The Hopewell culture evolved over time in their artwork and craftsmanship. The later woodland cultures that followed the Goodall reflect some of these same behaviors as well. In the late 700s AD the aborigines of Canada who had been moving east from the Atlantic seaboard for a 1,000 years ended up at the Straights of Mackinaw. This culture of people were the descendants of the earlier woodland period cultures, and collectively called themselves the Anishnabeg. They had divided themselves into three groups. The Ojibway known as the elder brother, the Odawa, known as middle brother, and the Potawatomi, people of the place of fire.  

During the 19th century two groups of mounds were located between Bridge Street and Fulton Street on the west side of the river. The artifacts in these mounds reveal a sophisticated culture that made ornate pottery and engineered, by hand, tools that they used to carry out their everyday lives.
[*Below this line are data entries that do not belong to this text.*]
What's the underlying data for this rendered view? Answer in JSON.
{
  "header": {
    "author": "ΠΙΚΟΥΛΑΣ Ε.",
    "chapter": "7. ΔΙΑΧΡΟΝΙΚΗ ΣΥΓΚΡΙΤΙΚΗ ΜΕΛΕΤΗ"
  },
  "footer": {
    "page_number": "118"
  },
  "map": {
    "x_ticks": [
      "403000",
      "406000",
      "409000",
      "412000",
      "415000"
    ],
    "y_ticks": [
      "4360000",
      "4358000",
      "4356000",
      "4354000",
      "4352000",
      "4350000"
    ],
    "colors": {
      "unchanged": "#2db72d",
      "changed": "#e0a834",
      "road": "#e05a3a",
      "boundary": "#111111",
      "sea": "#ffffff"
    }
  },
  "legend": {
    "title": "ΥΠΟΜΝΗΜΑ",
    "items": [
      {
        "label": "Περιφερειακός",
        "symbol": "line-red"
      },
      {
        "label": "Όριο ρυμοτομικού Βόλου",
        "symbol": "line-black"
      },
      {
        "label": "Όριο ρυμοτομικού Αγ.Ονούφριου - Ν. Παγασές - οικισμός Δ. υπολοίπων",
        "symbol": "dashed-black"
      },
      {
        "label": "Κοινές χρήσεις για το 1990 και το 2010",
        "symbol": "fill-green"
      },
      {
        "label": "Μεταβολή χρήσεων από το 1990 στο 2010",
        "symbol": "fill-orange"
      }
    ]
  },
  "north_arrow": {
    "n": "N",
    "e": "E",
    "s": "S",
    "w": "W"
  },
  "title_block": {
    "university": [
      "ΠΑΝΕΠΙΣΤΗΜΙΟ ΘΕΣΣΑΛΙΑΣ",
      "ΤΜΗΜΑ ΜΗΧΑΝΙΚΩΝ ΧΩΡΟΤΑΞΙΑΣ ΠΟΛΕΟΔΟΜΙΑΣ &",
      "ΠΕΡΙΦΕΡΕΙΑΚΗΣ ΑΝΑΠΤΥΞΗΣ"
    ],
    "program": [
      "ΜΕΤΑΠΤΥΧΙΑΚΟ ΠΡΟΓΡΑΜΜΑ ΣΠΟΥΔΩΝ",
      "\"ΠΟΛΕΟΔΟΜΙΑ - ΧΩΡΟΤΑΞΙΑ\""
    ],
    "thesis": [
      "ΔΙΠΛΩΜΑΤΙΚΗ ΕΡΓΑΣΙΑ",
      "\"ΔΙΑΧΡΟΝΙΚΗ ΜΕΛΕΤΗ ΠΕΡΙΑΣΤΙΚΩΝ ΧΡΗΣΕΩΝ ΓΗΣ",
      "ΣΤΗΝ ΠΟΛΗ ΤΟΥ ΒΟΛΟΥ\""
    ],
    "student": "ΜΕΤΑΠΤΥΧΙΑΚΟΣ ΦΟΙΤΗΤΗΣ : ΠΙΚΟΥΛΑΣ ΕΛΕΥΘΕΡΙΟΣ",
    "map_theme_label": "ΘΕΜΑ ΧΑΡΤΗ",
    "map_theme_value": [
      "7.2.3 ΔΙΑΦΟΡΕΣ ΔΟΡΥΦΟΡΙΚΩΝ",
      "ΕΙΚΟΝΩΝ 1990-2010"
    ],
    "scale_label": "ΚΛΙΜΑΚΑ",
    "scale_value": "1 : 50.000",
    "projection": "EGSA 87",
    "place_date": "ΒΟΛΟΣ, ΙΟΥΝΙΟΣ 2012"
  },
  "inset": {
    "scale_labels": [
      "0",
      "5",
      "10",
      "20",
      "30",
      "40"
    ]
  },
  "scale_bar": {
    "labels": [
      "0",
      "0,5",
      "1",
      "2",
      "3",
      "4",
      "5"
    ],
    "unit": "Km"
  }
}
Sadly, the pottery, pipes, tools, and bones were sold or traded and the mounds began to be dismantled as early as 1850s, to make room for the expanding city.
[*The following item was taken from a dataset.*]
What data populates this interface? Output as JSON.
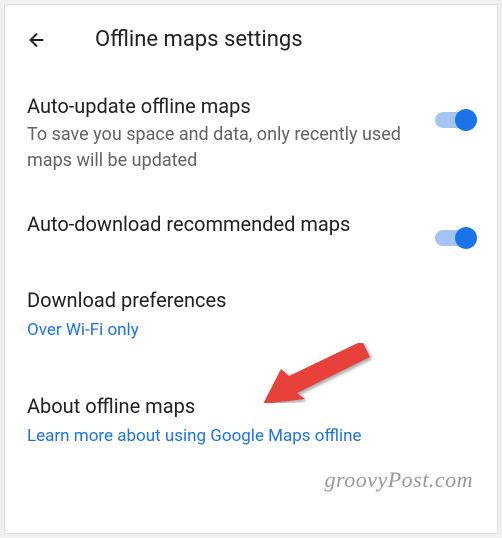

Thomas Porter, who immigrated from London and eventually ended up in Grand Rapids in 1854, collected archaeological artifacts from around West Michigan. Many times he joined expeditions for the city’s museum providing sketchings and notes that are still available today at the downtown library.

One of the discoveries was in 1885 when they uncovered the contents of the Converse mounds, the largest of the groups. The find revealed a culture of residents that inhabited the Grand Rapids area around the 15th or 16th century. Radio carbon testing would not appear until the 1940s so they determined the age by the trees that were growing on top of the mounds. In their notes they mentioned the inaccuracy of this method and believe the artifacts could be older.

Other than what is learned through their artifacts, very little is known about the Native American populations that lived in the Grand River basin. It is not known what happened to last of the mound building cultures.